Vous avez une voiture diesel et pensez la vendre? Ce sera difficile

Voiture d'occasion: la cote du diesel en chute libre
Voiture d'occasion: la cote du diesel en chute libre - © PAUL ELLIS - AFP

Depuis le scandale du "dieselgate" et surtout, depuis l'annonce des nouvelles règles en matière de "zone de basses émissions" à Anvers et Bruxelles (mais aussi ailleurs en Europe), la voiture diesel n'a plus la cote. Pour preuve, il y a eu plus de voitures à essence vendues (48,2%) que de voitures diesel (46,3%) en 2017, une première depuis 20 ans. Un changement de mentalité que l'on ressent aussi sur le marché de l'occasion. 

Concrètement, les véhicules diesel dont la norme est 0 ou 1 (des véhicules de plus de 15 ans) ne se vendent pratiquement plus, confirme Philippe Decrock, porte-parole de TRAXIO, ex-Federauto, la fédération des réparateurs et vendeurs automobiles. "Dans la plupart des cas, ils partent pour l'exportation en dehors de l'Europe". Autrement dit, ils vont polluer ailleurs.

Le diesel devient "le mouton noir"

Mais le problème ne s'arrête pas là. Cette décote concerne plus largement tous les véhicules diesel. Le propriétaire d'une voiture à la norme Euro 3 ou Euro 4 (des voitures de 8-10 ans interdites respectivement dès 2020 et 2022 à Bruxelles), par exemple, a déjà toutes les peines du monde à revendre sa voiture au jour d'aujourd'hui.

Même les sociétés de leasing, dont la flotte est généralement composée de 80% de véhicules diesel, en font les frais, affirme Philippe Decrock. "Le diesel devient un peu le mouton noir". C'est le cas chez nous, mais aussi en France et en Allemagne. Et cela ne devrait pas s'améliorer. 
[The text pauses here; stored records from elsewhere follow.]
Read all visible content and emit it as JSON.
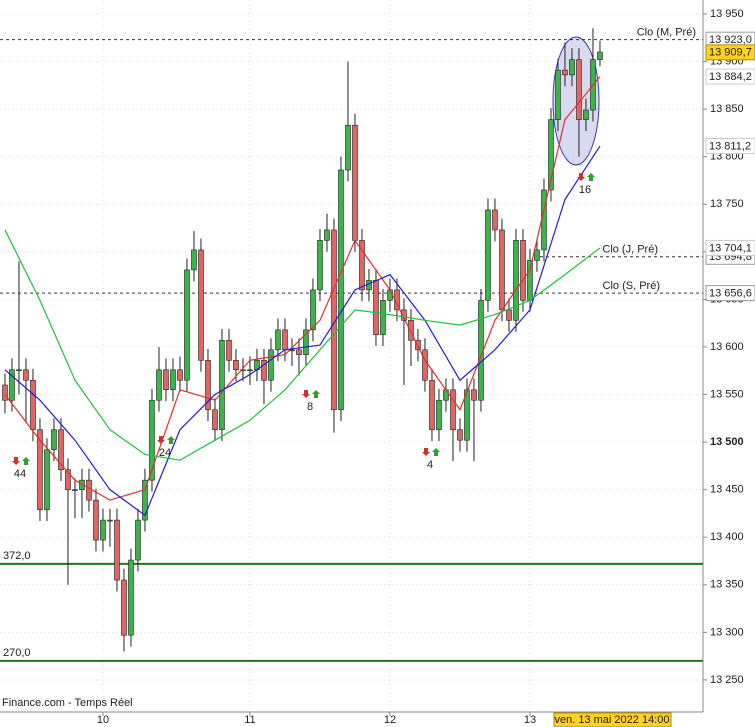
{
  "chart_data": {
    "type": "candlestick",
    "footer": "Finance.com - Temps Réel",
    "cursor_label": "ven. 13 mai 2022 14:00",
    "xlim": [
      0.29,
      100.29
    ],
    "ylim": [
      13216.3,
      13964.7
    ],
    "grid": true,
    "up_color": "#3cb44b",
    "down_color": "#e06666",
    "xticks": [
      {
        "value": 15,
        "label": "10"
      },
      {
        "value": 36,
        "label": "11"
      },
      {
        "value": 56,
        "label": "12"
      },
      {
        "value": 76,
        "label": "13"
      }
    ],
    "yticks": [
      {
        "value": 13250,
        "label": "13 250"
      },
      {
        "value": 13300,
        "label": "13 300"
      },
      {
        "value": 13350,
        "label": "13 350"
      },
      {
        "value": 13400,
        "label": "13 400"
      },
      {
        "value": 13450,
        "label": "13 450"
      },
      {
        "value": 13500,
        "label": "13 500",
        "bold": true
      },
      {
        "value": 13550,
        "label": "13 550"
      },
      {
        "value": 13600,
        "label": "13 600"
      },
      {
        "value": 13650,
        "label": "13 650"
      },
      {
        "value": 13700,
        "label": "13 700"
      },
      {
        "value": 13750,
        "label": "13 750"
      },
      {
        "value": 13800,
        "label": "13 800"
      },
      {
        "value": 13850,
        "label": "13 850"
      },
      {
        "value": 13900,
        "label": "13 900"
      },
      {
        "value": 13950,
        "label": "13 950"
      }
    ],
    "x": [
      1,
      2,
      3,
      4,
      5,
      6,
      7,
      8,
      9,
      10,
      11,
      12,
      13,
      14,
      15,
      16,
      17,
      18,
      19,
      20,
      21,
      22,
      23,
      24,
      25,
      26,
      27,
      28,
      29,
      30,
      31,
      32,
      33,
      34,
      35,
      36,
      37,
      38,
      39,
      40,
      41,
      42,
      43,
      44,
      45,
      46,
      47,
      48,
      49,
      50,
      51,
      52,
      53,
      54,
      55,
      56,
      57,
      58,
      59,
      60,
      61,
      62,
      63,
      64,
      65,
      66,
      67,
      68,
      69,
      70,
      71,
      72,
      73,
      74,
      75,
      76,
      77,
      78,
      79,
      80,
      81,
      82,
      83,
      84,
      85,
      86
    ],
    "open": [
      13560,
      13544,
      13576,
      13576,
      13565,
      13513,
      13429,
      13492,
      13513,
      13471,
      13450,
      13450,
      13460,
      13439,
      13397,
      13418,
      13418,
      13355,
      13297,
      13376,
      13418,
      13460,
      13544,
      13576,
      13555,
      13576,
      13565,
      13681,
      13702,
      13586,
      13534,
      13513,
      13607,
      13586,
      13576,
      13576,
      13576,
      13586,
      13565,
      13597,
      13618,
      13597,
      13597,
      13592,
      13618,
      13660,
      13712,
      13723,
      13534,
      13786,
      13833,
      13712,
      13660,
      13670,
      13613,
      13649,
      13660,
      13639,
      13628,
      13607,
      13597,
      13565,
      13513,
      13544,
      13555,
      13513,
      13502,
      13555,
      13544,
      13649,
      13744,
      13723,
      13639,
      13628,
      13712,
      13649,
      13691,
      13702,
      13765,
      13839,
      13891,
      13886,
      13902,
      13839,
      13849,
      13902
    ],
    "high": [
      13572,
      13588,
      13690,
      13588,
      13577,
      13525,
      13504,
      13525,
      13525,
      13483,
      13462,
      13472,
      13472,
      13451,
      13430,
      13430,
      13430,
      13367,
      13388,
      13430,
      13472,
      13556,
      13600,
      13588,
      13588,
      13590,
      13693,
      13722,
      13714,
      13598,
      13546,
      13619,
      13619,
      13598,
      13588,
      13590,
      13598,
      13598,
      13609,
      13630,
      13630,
      13609,
      13609,
      13630,
      13672,
      13724,
      13740,
      13735,
      13800,
      13900,
      13845,
      13724,
      13682,
      13682,
      13661,
      13672,
      13672,
      13651,
      13640,
      13619,
      13609,
      13577,
      13556,
      13567,
      13567,
      13525,
      13567,
      13567,
      13661,
      13756,
      13756,
      13735,
      13651,
      13724,
      13724,
      13703,
      13714,
      13777,
      13851,
      13903,
      13920,
      13914,
      13914,
      13861,
      13935,
      13922
    ],
    "low": [
      13530,
      13532,
      13550,
      13520,
      13501,
      13417,
      13417,
      13480,
      13459,
      13350,
      13420,
      13420,
      13427,
      13385,
      13385,
      13390,
      13343,
      13280,
      13285,
      13364,
      13406,
      13448,
      13532,
      13543,
      13543,
      13553,
      13553,
      13669,
      13574,
      13522,
      13501,
      13501,
      13574,
      13564,
      13564,
      13560,
      13564,
      13540,
      13553,
      13585,
      13585,
      13580,
      13570,
      13580,
      13606,
      13648,
      13700,
      13510,
      13522,
      13774,
      13700,
      13648,
      13648,
      13601,
      13601,
      13637,
      13627,
      13560,
      13580,
      13585,
      13553,
      13501,
      13501,
      13532,
      13480,
      13490,
      13490,
      13480,
      13532,
      13637,
      13711,
      13627,
      13616,
      13616,
      13637,
      13637,
      13679,
      13690,
      13753,
      13827,
      13874,
      13874,
      13800,
      13827,
      13837,
      13895
    ],
    "close": [
      13544,
      13576,
      13576,
      13565,
      13513,
      13429,
      13492,
      13513,
      13471,
      13450,
      13450,
      13460,
      13439,
      13397,
      13418,
      13418,
      13355,
      13297,
      13376,
      13418,
      13460,
      13544,
      13576,
      13555,
      13576,
      13565,
      13681,
      13702,
      13586,
      13534,
      13513,
      13607,
      13586,
      13576,
      13576,
      13576,
      13586,
      13565,
      13597,
      13618,
      13597,
      13597,
      13592,
      13618,
      13660,
      13712,
      13723,
      13534,
      13786,
      13833,
      13712,
      13660,
      13670,
      13613,
      13649,
      13660,
      13639,
      13628,
      13607,
      13597,
      13565,
      13513,
      13544,
      13555,
      13513,
      13502,
      13555,
      13544,
      13649,
      13744,
      13723,
      13639,
      13628,
      13712,
      13649,
      13691,
      13702,
      13765,
      13839,
      13891,
      13886,
      13902,
      13839,
      13849,
      13902,
      13910
    ],
    "last_price": {
      "value": 13909.7,
      "label": "13 909,7"
    },
    "series": [
      {
        "color": "#e03030",
        "x": [
          1,
          6,
          11,
          16,
          21,
          26,
          31,
          36,
          41,
          46,
          51,
          56,
          61,
          66,
          71,
          76,
          81,
          86
        ],
        "values": [
          13550,
          13502,
          13460,
          13439,
          13450,
          13555,
          13544,
          13586,
          13592,
          13628,
          13712,
          13660,
          13586,
          13534,
          13628,
          13681,
          13839,
          13884.2
        ],
        "last_label": "13 884,2"
      },
      {
        "color": "#2020d0",
        "x": [
          1,
          6,
          11,
          16,
          21,
          26,
          31,
          36,
          41,
          46,
          51,
          56,
          61,
          66,
          71,
          76,
          81,
          86
        ],
        "values": [
          13576,
          13544,
          13502,
          13450,
          13423,
          13513,
          13550,
          13571,
          13597,
          13602,
          13660,
          13676,
          13628,
          13565,
          13597,
          13639,
          13755,
          13811.2
        ],
        "last_label": "13 811,2"
      },
      {
        "color": "#22c040",
        "x": [
          1,
          6,
          11,
          16,
          21,
          26,
          31,
          36,
          41,
          46,
          51,
          56,
          61,
          66,
          71,
          76,
          81,
          86
        ],
        "values": [
          13723,
          13649,
          13565,
          13513,
          13487,
          13481,
          13502,
          13523,
          13555,
          13597,
          13639,
          13634,
          13628,
          13623,
          13634,
          13649,
          13676,
          13704.1
        ],
        "last_label": "13 704,1"
      }
    ],
    "reference_lines": [
      {
        "label": "Clo (M, Pré)",
        "value": 13923.0,
        "value_label": "13 923,0"
      },
      {
        "label": "Clo (J, Pré)",
        "value": 13694.8,
        "value_label": "13 694,8"
      },
      {
        "label": "Clo (S, Pré)",
        "value": 13656.6,
        "value_label": "13 656,6"
      }
    ],
    "levels": [
      {
        "value": 13372.0,
        "label": "372,0"
      },
      {
        "value": 13270.0,
        "label": "270,0"
      }
    ],
    "level_color": "#1a7a1a",
    "annotations": [
      {
        "text": "44"
      },
      {
        "text": "24"
      },
      {
        "text": "8"
      },
      {
        "text": "4"
      },
      {
        "text": "16"
      }
    ]
  }
}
Le tableau, ci-dessous, reprenant les cotes de reprise de Traxio, même s'il date du 31 janvier 2017, est déjà assez parlant :

Modèles (diesel en gras) Prix catalogue TVA incluse en janvier 2016   Revente après 1 an (janvier 2017, moyenne de 15 à 25.000 km/an)
BMW 316 i 28.250 euros  16.810 euros (60% du prix catalogue)
Citroën C3 Picasso 1,6 blueHDI 100 business 15.125 euros 9.380 euros (62% du prix catalogue)
Dacia Sanddero 1,5 dCi 75 Ambiance 10.700 euros 5.610 euros (52% du prix catalogue)
Ford fiesta 5p 1,25i 44 kW ambiente 14.000 euros 9.260 euros (66% du prix catalogue)
Hyundai i30 1,6 GDi joy 24.799 euros 13.580 euros (55% du prix catalogue)
Kia Cee’d  easy 1,4 crdi 20.640 euros 12.800 euros (62% du prix catalogue)
Mercedes E200 elegance edition e  46.948 euros 30.120 euros (64% du prix catalogue)
Opel Corsa 1,3 cdti 55kw s/s essential 15.700 euros 10.070 euros (64% du prix catalogue)
Renault clio dCi 75 business 15.790 euros 8.340 euros (53% du prix catalogue)
VW golf 1,6 crtdi 66 kw bmt trendline 22.760 euros 14.600 euros (64% du prix catalogue)
Volvo v60 D4 kinetic 36.120 euros 20.610 euros (57% du prix catalogue)

On le voit dans ce tableau, alors qu'au 31 janvier 2017 on ne parle pas encore de "zones basse émission" à Bruxelles (mais bien à Anvers), les cotes de reprise après un an pour les voitures diesel dépassent rarement les 60% des prix catalogues contrairement aux voitures essence (on est d'ailleurs même plus près des 50%).

Malheureusement, les chiffres pour janvier 2018 ne sont pas encore disponibles et ceux d'avant ne le sont plus. Impossible donc pour l'instant de faire de plus grandes comparaisons.  

Du côté des vendeurs de voitures neuves, en tout cas, on confirme cette tendance à l'abandon du diesel. "Les gens préfèrent miser sur la sécurité", nous dit-on, "pour ne pas devoir changer de voiture trop vite et peut-être ne pas pouvoir la revendre"

Reste que rouler au diesel peut encore être intéressant. C'est du moins l'avis du porte-parole de TRAXIO, l'ex-Federauto. Mais à une condition : "Il faut rouler au minimum 30.000 kilomètres par an pour que ce soit encore intéressant".